Mais à force, on finit par trouver les personnages attachants, et malgré un décalage de quelques secondes dans l’affichage des sous-titres qui faisait tomber à plat nombre de répliques, Hello Ghost prenait lentement mais sûrement le chemin de la comédie réussie, drôle avec quelques grains de folie. Et puis sans prévenir, le missile est tombé. Alors que le film se dirigeait vers une sortie appropriée et sage, Kim Yeong-Taek, le réalisateur, a sorti sa botte secrète. Un twist final inattendu nous bombardant d’émotion. Tout à coup je me suis senti con. « Nan. Nan. Nan attend c’est pas vrai. Qu’est-ce qu’il me fait là. J’y crois pas. Pas ça. Nan. Oh le con il va me faire chialer. Je le sens ça monte là. Ca y est j’ai les yeux humides je le sens. Attend attend. Ah d’accord carrément. Je l’ai pas vu venir celle-là. Oh merde ça y est j’ai la larme à l’œil. Le salaud il m’a bien eu ». Partout dans la salle, les nez reniflaient, les mouchoirs s’activaient. Hello Ghost ne promettait pas grand-chose, mais parfois, c’est lorsque l’on en attend le moins que l’on se laisse le plus emporté, et c’est ce qui est arrivé en fin d’après-midi lorsque ma larme a coulé devant cette comédie sensible.
Du coup, la conversation qui s’est engagée avec le cinéaste m’a peu passionnée, à l’exception d’une question posée par Pierre Ricadat, l’un des programmateurs du festival, à propos de l’école de cinéma dont Yoon est issue. Le réalisateur nous a éclairés sur le fonctionnement de cette école, et les informations étaient assez passionnantes. Le reste des questions et réponses ont manqué de proprement m’intéresser, du fait de ma méconnaissance du personnage. Je ne mentionnerai même pas quelques questions du public qui se sont révélées… étonnantes pour rester diplomatique. J’aurais sûrement mieux fait de zapper la rencontre pour aller manger tranquillement (choses que j’ai peu fait depuis le début du festival) avant la dernière séance du jour, Invasion of Alien Bikini.
J’ai découvert en voyant le film que le déploiement de la rumeur sur l’absence de bikini dans le film était en fait la petite bête cherchée par des spectateurs pointilleux.

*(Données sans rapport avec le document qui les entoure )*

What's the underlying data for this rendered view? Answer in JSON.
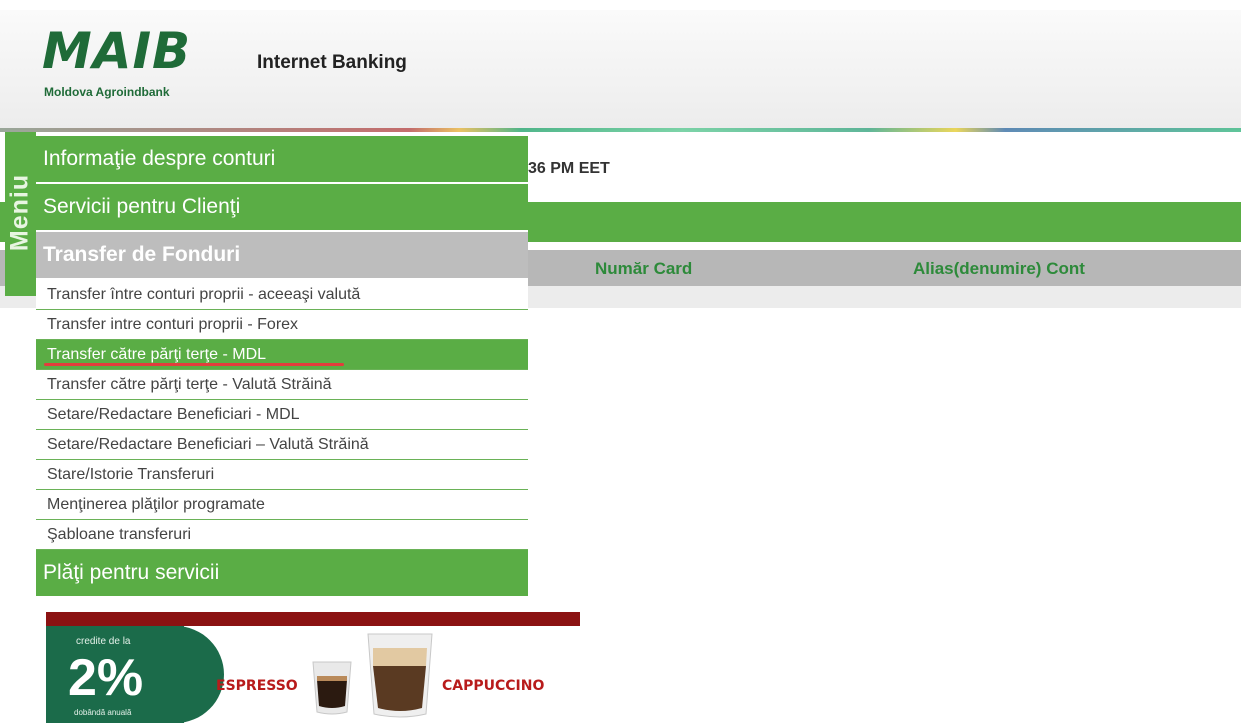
{
  "header": {
    "logo_text": "MAIB",
    "logo_subtitle": "Moldova Agroindbank",
    "title": "Internet Banking"
  },
  "main": {
    "time_fragment": "36 PM EET",
    "table_columns": [
      "Număr Card",
      "Alias(denumire) Cont"
    ]
  },
  "menu": {
    "tab_label": "Meniu",
    "sections": [
      {
        "label": "Informaţie despre conturi"
      },
      {
        "label": "Servicii pentru Clienţi"
      },
      {
        "label": "Transfer de Fonduri"
      },
      {
        "label": "Plăţi pentru servicii"
      }
    ],
    "transfer_items": [
      {
        "label": "Transfer între conturi proprii - aceeaşi valută"
      },
      {
        "label": "Transfer intre conturi proprii - Forex"
      },
      {
        "label": "Transfer către părţi terţe - MDL",
        "active": true
      },
      {
        "label": "Transfer către părţi terţe - Valută Străină"
      },
      {
        "label": "Setare/Redactare Beneficiari - MDL"
      },
      {
        "label": "Setare/Redactare Beneficiari – Valută Străină"
      },
      {
        "label": "Stare/Istorie Transferuri"
      },
      {
        "label": "Menţinerea plăţilor programate"
      },
      {
        "label": "Şabloane transferuri"
      }
    ]
  },
  "ad": {
    "credit_label": "credite de la",
    "rate": "2%",
    "rate_note": "dobândă anuală",
    "product_1": "ESPRESSO",
    "product_2": "CAPPUCCINO"
  },
  "colors": {
    "brand_green": "#5aad45",
    "logo_green": "#1f6b38",
    "highlight_underline": "#e33c3c",
    "ad_red": "#b81b1b"
  }
}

Certes, ils ont raison, on ne trouve point d’Alien en bikini dans Invasion of Alien Bikini. En réalité, l’alien en question passe les trois-quarts du film en sous-vêtements plutôt sexy qui lui vont à ravir (oui, l’Alien a les traits et le corps d’une ravissante jeune femme, elle ne mesure pas 2m50 et n’est pas bleue). Bon, c’est déjà ça de pris. Et le reste ? Le reste, c’est une comédie parodique et absurde souvent délirante ou un justicier anonyme de Seoul sauve une belle jeune femme qui se fait agressée par une bande de mecs. Il la ramène chez lui, elle tente de le séduire, car il ne sait pas qu’elle est une Alien cherchant à se reproduire…
Non, Invasion of Alien Bikini ne restera pas dans les annales, probablement même pas dans les annales des nanars et autres séries B tendance Z rendant hommage à l’amour de l’absurde. Mais il y règne dans sa première partie une telle vigueur comique (l’intrigue interrompue par une coupure pub pour Rolex, c’est divin) qu’on peut bien lui pardonner de n’être qu’une gentille comédie SF délirante. Un samedi soir, entre 22h et minuit, c’est le genre de films qu’il est savoureux de se coller au palais dans une ambiance de festival. D’autant plus qu’il confirme le grand écart osé par les programmateurs et laisse penser qu’après les surprises, bonnes ou mauvaises, du jour, le FFCF 2011 peut encore nous étonner. Tant mieux.